I reduced the load and the problem hasn't been happening as much. After enabling gc logging, I see messages mentioning promotion failed when the pauses happen. It looks like this happens when there is a promotion failure. From reading on the web it looks like I could try reducing the CMSInitiatingOccupancyFraction value and/or decreasing the young gen size to try to avoid this scenario.

Also is it normal to see the "Heap is xx full.  You may need to reduce memtable and/or cache sizes" message quite often? I haven't turned on row caches or changed any default memtable size settings so I am wondering why the old gen fills up.


On Wed, Jul 4, 2012 at 6:28 AM, aaron morton <aaron@thelastpickle.com> wrote:
What accounts for the much larger virtual number? some kind of off-heap memory? 
http://wiki.apache.org/cassandra/FAQ#mmap

I'm a little puzzled as to why I would get such long pauses without swapping. 
The two are not related. On startup the JVM memory is locked so it will not swap, from then on memory management is pretty much up the JVM. 

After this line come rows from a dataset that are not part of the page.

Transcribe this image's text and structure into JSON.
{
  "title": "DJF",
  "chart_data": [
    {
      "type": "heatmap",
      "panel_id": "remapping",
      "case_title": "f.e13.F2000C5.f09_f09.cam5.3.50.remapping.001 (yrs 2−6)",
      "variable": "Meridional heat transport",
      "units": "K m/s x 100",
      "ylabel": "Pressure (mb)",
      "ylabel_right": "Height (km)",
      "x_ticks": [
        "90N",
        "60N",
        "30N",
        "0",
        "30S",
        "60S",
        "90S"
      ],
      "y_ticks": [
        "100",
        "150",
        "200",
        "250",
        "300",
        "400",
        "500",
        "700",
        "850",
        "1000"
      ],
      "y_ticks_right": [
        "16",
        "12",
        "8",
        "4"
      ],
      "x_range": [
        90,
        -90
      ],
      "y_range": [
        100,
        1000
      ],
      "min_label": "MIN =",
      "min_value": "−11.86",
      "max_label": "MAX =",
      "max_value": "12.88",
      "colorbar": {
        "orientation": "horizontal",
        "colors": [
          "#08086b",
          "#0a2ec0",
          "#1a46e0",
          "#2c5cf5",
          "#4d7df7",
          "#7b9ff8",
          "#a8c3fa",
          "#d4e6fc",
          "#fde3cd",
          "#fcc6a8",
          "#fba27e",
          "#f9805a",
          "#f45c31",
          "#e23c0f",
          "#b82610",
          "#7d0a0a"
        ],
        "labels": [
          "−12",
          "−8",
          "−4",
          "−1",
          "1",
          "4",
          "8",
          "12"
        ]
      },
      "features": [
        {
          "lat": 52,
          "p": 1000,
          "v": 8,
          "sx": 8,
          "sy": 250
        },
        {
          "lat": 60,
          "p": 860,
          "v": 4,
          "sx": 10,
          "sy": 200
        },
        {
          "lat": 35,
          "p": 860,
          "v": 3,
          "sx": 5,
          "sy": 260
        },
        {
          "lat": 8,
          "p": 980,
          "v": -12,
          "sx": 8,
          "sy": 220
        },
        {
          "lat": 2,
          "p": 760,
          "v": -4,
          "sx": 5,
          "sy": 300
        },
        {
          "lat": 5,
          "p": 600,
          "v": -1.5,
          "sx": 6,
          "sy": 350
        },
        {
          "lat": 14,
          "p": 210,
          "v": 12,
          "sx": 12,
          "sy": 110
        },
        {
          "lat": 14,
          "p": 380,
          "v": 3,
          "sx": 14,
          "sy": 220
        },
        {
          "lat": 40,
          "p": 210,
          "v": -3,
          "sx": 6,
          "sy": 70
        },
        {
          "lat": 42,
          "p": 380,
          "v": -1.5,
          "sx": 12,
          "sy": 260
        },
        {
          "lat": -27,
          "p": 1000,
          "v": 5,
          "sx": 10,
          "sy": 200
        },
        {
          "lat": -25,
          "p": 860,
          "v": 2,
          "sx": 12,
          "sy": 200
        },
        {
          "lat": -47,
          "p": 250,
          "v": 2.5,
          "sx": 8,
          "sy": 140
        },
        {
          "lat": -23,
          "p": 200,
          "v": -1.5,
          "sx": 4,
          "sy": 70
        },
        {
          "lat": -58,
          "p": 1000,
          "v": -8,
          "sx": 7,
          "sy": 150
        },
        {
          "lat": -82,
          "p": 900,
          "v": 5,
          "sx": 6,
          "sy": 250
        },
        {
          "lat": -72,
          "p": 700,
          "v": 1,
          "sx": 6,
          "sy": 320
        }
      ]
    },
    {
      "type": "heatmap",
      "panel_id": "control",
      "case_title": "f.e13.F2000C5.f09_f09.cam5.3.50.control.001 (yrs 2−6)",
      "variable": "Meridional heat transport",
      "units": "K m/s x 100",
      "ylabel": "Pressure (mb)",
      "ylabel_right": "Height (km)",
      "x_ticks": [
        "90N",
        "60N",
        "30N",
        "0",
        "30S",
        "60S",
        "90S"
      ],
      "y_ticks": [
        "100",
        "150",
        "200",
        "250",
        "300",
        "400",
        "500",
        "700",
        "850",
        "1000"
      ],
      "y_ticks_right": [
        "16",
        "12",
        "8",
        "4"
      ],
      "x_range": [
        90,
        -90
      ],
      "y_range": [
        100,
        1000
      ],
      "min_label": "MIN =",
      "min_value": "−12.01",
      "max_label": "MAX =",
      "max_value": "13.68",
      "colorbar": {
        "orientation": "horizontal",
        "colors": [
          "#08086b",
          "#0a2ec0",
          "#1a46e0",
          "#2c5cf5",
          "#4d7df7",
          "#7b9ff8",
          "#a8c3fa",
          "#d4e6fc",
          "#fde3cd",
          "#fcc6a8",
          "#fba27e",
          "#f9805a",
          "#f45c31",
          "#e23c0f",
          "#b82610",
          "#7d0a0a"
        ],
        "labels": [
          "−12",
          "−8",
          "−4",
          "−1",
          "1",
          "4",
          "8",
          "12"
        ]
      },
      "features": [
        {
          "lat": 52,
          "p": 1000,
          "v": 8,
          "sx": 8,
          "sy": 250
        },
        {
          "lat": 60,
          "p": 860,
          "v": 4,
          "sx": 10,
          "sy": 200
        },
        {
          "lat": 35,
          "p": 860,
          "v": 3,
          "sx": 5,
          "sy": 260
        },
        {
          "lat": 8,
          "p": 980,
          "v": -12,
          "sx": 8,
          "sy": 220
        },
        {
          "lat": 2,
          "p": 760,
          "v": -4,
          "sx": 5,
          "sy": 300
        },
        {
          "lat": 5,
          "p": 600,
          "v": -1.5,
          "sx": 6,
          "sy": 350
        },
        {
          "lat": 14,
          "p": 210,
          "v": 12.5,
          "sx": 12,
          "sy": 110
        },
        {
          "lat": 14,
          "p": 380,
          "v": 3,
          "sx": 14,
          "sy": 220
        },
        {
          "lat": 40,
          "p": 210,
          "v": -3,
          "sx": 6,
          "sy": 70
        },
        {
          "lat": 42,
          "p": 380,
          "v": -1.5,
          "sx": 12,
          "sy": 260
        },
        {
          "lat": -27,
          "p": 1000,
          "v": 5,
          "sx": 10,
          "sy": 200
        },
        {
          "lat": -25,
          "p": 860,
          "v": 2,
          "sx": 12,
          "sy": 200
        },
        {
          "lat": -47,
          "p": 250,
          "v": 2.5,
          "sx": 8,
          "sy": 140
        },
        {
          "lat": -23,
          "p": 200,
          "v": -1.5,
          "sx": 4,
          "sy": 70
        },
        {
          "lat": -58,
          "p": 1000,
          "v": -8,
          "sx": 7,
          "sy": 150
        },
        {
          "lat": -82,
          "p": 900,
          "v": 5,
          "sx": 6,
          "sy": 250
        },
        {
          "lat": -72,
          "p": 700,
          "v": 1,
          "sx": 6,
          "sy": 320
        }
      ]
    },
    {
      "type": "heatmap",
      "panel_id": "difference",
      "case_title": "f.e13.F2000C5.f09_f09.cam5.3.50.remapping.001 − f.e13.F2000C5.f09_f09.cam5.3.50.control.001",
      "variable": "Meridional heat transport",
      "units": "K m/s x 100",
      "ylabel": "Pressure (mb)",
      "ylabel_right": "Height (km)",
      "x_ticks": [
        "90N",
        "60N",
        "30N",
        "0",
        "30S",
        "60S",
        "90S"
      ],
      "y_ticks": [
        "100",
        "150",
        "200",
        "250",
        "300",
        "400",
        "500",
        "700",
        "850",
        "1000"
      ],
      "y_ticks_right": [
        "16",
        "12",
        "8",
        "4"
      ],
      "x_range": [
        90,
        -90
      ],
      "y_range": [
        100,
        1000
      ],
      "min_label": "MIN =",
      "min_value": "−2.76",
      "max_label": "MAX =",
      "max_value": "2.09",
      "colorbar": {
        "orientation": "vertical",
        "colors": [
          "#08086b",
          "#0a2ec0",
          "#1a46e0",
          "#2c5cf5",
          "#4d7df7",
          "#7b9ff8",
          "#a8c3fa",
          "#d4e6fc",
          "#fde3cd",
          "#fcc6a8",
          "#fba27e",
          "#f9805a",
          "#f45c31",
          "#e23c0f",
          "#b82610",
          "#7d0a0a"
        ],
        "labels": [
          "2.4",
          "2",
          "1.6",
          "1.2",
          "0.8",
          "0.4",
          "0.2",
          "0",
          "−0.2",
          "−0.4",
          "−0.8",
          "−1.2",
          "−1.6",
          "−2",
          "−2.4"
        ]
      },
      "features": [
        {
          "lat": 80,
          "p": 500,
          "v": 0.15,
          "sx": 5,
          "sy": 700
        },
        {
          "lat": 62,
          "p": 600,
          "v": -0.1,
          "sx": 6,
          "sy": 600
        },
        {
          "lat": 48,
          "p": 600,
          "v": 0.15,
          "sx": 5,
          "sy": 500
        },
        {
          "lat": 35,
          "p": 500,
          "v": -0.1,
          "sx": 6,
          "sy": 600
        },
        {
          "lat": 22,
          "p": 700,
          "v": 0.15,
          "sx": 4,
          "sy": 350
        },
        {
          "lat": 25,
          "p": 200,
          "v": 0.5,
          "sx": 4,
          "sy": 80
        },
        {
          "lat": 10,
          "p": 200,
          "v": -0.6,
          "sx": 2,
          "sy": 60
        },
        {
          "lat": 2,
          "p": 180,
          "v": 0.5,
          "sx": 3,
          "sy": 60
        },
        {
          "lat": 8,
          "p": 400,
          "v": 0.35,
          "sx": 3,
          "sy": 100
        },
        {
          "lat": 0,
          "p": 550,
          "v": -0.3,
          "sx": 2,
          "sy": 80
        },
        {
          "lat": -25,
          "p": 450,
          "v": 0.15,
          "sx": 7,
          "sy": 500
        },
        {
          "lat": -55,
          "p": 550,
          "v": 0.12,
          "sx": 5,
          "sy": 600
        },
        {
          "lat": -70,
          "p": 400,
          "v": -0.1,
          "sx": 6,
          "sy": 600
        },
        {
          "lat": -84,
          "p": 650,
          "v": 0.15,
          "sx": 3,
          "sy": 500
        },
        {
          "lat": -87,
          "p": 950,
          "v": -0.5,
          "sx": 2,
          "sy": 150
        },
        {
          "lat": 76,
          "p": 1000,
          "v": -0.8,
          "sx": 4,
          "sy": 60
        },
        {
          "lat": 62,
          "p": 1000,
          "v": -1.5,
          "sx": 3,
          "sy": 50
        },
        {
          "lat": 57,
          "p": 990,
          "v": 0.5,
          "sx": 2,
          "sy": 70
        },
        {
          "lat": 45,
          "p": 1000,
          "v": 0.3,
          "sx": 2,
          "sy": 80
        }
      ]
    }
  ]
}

Getting a lot of ParNew activity does not mean the JVM is low on memory, it means there is a lot of activity in the new heap. 

If you have a lot of insert activity (typically in a load test) you can generate a lot of GC activity. Try reducing the load to a point where it does not ht GC and then increase to find the cause. Also if you can connect JConole to the JVM you may get a better view of the heap usage.

Hope that helps. 

-----------------
Aaron Morton
Freelance Developer
@aaronmorton

On 3/07/2012, at 3:41 PM, feedly team wrote:

Couple more details. I confirmed that swap space is not being used (free -m shows 0 swap) and cassandra.log has a message like "JNA mlockall successful". top shows the process having 9g in resident memory but 21.6g in virtual...What accounts for the much larger virtual number? some kind of off-heap memory? 

I'm a little puzzled as to why I would get such long pauses without swapping. I uncommented all the gc logging options in cassandra-env.sh to try to see what is going on when the node freezes.

Thanks
Kireet

On Mon, Jul 2, 2012 at 9:51 PM, feedly team <feedlydev@gmail.com> wrote:
Yeah I noticed the leap second problem and ran the suggested fix, but I have been facing these problems before Saturday and still see the occasional failures after running the fix. 

Thanks.


On Mon, Jul 2, 2012 at 11:17 AM, Marcus Both <mboth@terra.com.br> wrote:
Yeah! Look that.
http://arstechnica.com/business/2012/07/one-day-later-the-leap-second-v-the-internet-scorecard/
I had the same problem. The solution was rebooting.

On Mon, 2 Jul 2012 11:08:57 -0400
feedly team <feedlydev@gmail.com> wrote:

> Hello,
>    I recently set up a 2 node cassandra cluster on dedicated hardware. In
> the logs there have been a lot of "InetAddress xxx is now dead' or UP
> messages. Comparing the log messages between the 2 nodes, they seem to
> coincide with extremely long ParNew collections. I have seem some of up to
> 50 seconds. The installation is pretty vanilla, I didn't change any
> settings and the machines don't seem particularly busy - cassandra is the
> only thing running on the machine with an 8GB heap. The machine has 64GB of
> RAM and CPU/IO usage looks pretty light. I do see a lot of 'Heap is xxx
> full. You may need to reduce memtable and/or cache sizes' messages. Would
> this help with the long ParNew collections? That message seems to be
> triggered on a full collection.

--
Marcus Both